Se ne hanno notizie a partire dal XIII secolo sebbene paia che le cartiere della repubblica marinara fossero attive già in precedenza.
Proibita nel 1220 da Federico II per gli atti notarili in quanto meno duratura della carta pergamena, ha tuttavia continuato ad essere prodotta e utilizzata, tanto che nel XVIII secolo ancora una ventina di cartiere risultavano attive ad Amalfi e nelle vicine città. Fogli antichi di carta Amalfitana, a dispetto dei timori che ne comportarono il divieto d'uso, sono conservati dopo circa sei secoli e riportano documenti del '400.

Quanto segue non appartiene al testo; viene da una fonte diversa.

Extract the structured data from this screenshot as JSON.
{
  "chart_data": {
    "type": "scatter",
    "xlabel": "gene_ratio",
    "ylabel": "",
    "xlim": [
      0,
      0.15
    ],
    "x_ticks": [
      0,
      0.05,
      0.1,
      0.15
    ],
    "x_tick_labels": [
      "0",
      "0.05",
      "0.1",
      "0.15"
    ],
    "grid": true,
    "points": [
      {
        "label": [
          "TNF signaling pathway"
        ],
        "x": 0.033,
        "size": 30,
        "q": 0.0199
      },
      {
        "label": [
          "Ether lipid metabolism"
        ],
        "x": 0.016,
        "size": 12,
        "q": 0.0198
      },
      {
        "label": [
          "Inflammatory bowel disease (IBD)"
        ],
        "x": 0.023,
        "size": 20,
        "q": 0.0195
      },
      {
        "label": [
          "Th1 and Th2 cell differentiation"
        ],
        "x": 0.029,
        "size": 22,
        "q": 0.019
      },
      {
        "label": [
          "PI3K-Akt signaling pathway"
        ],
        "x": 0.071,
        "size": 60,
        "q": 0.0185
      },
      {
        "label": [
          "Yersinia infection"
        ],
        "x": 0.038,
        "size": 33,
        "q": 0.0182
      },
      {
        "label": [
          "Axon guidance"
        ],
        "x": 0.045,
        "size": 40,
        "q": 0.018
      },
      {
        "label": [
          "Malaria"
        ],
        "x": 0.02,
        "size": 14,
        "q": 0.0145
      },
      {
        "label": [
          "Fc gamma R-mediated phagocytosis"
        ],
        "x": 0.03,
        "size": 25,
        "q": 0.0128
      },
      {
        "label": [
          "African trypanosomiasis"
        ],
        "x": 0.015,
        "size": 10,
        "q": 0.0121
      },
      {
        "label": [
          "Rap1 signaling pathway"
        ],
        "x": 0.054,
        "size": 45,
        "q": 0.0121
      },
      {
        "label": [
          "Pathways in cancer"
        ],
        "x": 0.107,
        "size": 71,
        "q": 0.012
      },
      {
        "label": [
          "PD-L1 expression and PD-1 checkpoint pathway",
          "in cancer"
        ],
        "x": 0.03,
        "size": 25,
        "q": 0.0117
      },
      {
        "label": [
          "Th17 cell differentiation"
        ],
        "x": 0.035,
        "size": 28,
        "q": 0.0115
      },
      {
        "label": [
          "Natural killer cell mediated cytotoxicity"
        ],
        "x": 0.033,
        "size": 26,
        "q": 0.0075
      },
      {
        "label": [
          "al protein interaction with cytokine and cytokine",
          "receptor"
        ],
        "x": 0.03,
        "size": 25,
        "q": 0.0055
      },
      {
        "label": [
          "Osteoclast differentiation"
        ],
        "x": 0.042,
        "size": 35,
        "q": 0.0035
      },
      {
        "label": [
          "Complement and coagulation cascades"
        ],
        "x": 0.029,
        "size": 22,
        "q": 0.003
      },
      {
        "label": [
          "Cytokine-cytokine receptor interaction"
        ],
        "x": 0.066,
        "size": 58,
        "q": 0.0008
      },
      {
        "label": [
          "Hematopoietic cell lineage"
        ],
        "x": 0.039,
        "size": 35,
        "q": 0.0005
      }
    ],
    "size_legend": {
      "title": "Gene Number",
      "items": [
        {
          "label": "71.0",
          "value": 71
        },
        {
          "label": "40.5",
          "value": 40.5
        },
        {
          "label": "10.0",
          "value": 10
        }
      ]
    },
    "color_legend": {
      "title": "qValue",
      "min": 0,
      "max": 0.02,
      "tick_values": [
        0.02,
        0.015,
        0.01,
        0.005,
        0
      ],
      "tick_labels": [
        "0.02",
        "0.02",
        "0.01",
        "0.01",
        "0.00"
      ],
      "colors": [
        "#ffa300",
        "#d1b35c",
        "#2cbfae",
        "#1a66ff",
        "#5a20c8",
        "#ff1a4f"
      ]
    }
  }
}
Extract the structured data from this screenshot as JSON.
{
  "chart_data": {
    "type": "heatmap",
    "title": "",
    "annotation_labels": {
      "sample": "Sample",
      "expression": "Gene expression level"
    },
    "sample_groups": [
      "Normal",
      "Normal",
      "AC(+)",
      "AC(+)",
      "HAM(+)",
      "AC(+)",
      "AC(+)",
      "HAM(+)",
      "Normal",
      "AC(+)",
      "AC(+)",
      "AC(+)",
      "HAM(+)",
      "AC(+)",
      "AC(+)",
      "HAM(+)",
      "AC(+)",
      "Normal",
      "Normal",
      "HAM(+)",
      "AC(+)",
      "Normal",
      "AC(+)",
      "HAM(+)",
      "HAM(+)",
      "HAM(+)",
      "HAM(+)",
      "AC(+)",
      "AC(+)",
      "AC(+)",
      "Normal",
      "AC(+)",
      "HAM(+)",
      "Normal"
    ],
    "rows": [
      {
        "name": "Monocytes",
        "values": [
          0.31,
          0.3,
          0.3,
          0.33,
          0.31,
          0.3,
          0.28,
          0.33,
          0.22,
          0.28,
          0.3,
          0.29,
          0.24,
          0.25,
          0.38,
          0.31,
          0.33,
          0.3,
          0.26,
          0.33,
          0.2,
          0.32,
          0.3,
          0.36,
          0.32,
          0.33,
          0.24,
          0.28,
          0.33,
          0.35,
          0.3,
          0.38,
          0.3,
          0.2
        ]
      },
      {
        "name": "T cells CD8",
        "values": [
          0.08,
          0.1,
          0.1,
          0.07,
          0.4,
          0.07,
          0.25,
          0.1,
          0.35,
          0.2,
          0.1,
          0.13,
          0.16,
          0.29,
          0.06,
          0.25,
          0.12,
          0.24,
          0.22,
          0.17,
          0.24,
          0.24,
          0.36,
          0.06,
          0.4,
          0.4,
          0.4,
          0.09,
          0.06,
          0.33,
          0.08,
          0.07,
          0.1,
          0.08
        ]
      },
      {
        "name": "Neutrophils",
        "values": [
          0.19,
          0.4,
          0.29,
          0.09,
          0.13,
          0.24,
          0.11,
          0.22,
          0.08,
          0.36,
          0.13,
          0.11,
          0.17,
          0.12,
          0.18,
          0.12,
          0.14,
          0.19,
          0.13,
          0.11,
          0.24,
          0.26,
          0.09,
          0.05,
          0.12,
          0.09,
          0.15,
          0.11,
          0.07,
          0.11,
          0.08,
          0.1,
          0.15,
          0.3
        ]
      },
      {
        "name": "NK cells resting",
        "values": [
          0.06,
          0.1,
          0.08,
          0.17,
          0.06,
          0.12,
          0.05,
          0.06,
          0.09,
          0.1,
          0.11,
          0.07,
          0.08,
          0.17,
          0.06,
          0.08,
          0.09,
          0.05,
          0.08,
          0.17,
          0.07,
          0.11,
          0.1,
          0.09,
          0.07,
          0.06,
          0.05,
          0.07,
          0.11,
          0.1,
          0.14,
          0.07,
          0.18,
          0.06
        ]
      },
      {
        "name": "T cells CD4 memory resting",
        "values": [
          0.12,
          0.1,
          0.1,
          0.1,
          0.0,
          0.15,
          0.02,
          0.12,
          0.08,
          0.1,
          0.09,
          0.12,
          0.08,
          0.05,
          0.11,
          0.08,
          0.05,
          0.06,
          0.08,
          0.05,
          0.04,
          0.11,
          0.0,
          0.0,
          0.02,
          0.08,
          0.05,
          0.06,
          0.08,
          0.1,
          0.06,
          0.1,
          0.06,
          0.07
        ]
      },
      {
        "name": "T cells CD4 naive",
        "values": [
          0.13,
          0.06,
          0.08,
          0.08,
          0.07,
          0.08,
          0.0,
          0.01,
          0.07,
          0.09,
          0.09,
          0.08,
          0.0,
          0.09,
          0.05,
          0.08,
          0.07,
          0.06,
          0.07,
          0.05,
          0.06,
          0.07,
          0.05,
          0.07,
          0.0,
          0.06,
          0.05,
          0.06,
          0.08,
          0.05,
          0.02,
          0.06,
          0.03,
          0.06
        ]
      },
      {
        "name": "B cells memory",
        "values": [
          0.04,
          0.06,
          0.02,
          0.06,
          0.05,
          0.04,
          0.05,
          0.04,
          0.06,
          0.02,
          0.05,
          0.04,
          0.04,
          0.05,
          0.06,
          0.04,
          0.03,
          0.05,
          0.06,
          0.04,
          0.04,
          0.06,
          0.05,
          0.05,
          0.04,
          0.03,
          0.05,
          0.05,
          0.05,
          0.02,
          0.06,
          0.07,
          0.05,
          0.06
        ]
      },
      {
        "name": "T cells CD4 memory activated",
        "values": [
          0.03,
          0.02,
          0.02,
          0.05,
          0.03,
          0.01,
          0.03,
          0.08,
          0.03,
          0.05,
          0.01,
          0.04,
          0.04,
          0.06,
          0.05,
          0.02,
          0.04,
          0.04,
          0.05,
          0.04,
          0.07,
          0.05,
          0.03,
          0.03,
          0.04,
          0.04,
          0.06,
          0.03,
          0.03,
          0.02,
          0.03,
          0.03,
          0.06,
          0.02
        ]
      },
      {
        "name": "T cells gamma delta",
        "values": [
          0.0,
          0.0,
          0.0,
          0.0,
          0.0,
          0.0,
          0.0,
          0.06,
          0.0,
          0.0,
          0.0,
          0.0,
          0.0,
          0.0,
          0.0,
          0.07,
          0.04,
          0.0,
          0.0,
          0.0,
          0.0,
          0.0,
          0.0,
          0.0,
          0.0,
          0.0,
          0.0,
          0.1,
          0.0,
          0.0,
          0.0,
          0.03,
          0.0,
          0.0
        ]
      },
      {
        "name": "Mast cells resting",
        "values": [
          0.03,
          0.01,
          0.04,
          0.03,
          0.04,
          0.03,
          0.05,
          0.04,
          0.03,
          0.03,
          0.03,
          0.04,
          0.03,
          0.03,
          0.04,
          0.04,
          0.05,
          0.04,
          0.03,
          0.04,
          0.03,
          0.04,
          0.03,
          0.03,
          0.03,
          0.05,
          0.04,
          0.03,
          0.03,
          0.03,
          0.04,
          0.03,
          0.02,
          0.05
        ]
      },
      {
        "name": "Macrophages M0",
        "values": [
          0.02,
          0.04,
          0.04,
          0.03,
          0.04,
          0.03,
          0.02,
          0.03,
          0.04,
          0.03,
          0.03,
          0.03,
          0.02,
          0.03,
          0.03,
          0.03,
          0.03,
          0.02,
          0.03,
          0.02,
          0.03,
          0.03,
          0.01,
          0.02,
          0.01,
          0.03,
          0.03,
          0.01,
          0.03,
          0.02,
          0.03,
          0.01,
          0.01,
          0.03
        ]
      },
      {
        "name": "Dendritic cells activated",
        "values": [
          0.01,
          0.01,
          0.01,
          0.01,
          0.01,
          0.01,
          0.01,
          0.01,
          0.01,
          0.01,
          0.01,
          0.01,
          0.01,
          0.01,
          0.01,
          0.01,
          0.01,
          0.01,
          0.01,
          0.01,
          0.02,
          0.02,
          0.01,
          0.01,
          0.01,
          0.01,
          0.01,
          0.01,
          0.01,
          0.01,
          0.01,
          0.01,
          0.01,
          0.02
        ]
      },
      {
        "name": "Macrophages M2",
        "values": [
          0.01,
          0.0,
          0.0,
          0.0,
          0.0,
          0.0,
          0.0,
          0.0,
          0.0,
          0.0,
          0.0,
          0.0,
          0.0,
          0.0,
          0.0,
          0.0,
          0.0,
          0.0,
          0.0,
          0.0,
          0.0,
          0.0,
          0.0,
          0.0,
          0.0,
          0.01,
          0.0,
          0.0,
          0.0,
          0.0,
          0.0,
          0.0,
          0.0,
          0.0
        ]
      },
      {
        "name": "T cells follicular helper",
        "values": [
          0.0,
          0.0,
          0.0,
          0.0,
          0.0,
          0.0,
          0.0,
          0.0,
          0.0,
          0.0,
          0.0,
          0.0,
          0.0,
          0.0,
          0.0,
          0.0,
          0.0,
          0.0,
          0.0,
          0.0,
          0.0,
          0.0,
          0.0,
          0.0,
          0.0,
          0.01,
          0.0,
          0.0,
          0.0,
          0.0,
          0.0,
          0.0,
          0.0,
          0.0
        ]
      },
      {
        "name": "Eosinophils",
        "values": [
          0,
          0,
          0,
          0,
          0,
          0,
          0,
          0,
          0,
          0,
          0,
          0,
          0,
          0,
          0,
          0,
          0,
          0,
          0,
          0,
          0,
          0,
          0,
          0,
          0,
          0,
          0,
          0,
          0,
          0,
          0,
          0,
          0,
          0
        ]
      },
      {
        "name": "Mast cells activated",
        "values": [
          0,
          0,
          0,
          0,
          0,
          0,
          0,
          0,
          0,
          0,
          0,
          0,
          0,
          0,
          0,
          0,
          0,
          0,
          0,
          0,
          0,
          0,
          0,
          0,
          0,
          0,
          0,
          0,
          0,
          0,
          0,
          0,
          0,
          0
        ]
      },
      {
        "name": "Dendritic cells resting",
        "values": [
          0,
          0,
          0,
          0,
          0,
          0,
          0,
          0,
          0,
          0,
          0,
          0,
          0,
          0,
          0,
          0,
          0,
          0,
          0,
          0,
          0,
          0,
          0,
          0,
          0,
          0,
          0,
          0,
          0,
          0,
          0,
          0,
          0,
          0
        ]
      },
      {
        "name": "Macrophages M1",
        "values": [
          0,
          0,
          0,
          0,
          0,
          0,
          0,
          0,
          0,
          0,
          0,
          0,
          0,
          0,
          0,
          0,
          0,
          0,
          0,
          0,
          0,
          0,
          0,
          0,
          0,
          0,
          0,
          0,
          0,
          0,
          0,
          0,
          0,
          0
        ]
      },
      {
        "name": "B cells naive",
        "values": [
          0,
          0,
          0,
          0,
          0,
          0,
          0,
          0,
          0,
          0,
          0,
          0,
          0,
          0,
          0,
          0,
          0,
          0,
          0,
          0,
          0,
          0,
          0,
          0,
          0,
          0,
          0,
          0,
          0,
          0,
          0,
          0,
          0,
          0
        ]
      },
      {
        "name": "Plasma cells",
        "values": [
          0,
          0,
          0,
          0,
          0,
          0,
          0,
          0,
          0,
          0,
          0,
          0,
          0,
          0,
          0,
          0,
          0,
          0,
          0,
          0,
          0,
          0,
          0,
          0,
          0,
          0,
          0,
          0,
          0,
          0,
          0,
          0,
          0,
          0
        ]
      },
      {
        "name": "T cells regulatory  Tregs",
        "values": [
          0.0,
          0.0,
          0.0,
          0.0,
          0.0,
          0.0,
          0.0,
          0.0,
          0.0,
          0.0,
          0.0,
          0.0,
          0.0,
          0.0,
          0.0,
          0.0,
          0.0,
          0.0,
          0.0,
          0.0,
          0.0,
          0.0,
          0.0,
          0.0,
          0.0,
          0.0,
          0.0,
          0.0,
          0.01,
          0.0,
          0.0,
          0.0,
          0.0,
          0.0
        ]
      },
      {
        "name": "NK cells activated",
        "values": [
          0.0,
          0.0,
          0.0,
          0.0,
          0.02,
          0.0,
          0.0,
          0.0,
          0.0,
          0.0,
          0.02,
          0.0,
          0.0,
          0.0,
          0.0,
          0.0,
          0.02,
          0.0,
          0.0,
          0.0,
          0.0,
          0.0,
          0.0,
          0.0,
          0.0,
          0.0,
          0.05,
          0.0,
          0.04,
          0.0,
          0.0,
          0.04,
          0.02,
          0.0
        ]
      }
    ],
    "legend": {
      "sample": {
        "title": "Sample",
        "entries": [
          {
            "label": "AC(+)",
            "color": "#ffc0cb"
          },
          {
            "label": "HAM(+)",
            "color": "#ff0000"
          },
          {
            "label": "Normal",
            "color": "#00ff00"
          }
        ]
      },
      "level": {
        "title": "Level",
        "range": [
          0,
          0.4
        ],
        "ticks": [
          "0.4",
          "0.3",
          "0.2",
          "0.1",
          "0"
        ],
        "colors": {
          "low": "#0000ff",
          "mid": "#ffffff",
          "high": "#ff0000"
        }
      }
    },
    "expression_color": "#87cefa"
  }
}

In seguito ad una alluvione che colpì Amalfi nel novembre 1954, quasi tutte le cartiere furono distrutte, tranne tre. Rimasero attive soltanto altrettante famiglie di cartai: quella di Francesco Imperato, che pochi anni dopo installò una nuova cartiera a Palermo ed ivi continua ancora a produrre carta tissue con la denominazione "Cartiera F.sco Imperato & F.gli", i Milano, che riconvertirono la loro cartiera in museo (il Museo della carta appunto), e gli Amatruda, che ancora nel ventunesimo secolo continuano a produrre la carta a mano.
La carta di Amalfi viene frequentemente utilizzata in occasione di annunci di cerimonie.
La carta di Amalfi deve il suo secondo nome, Charta Bambagina, al particolare procedimento di produzione, che, prescindendo dall'utilizzazione della cellulosa ricavata dal legno, prevede invece l'utilizzo di cenci e stracci di lino, cotone e canapa di colore bianco.
Tali stoffe venivano in passato ridotte in poltiglia per mezzo di magli chiodati mossi da mulini a propulsione idraulica (ancora visibili nella zona), nel ventunesimo secolo sono lavorate attraverso macchinari più sofisticati che ne permettono una maggiore raffinatezza.
La fibra, disciolta nell'acqua, è filtrata e poi, a mano, trasformata in fogli per mezzo di telai formati da fili di ottone e bronzo, recanti per lo più, in filigrana, gli stemmi delle antiche famiglie nobiliari della città.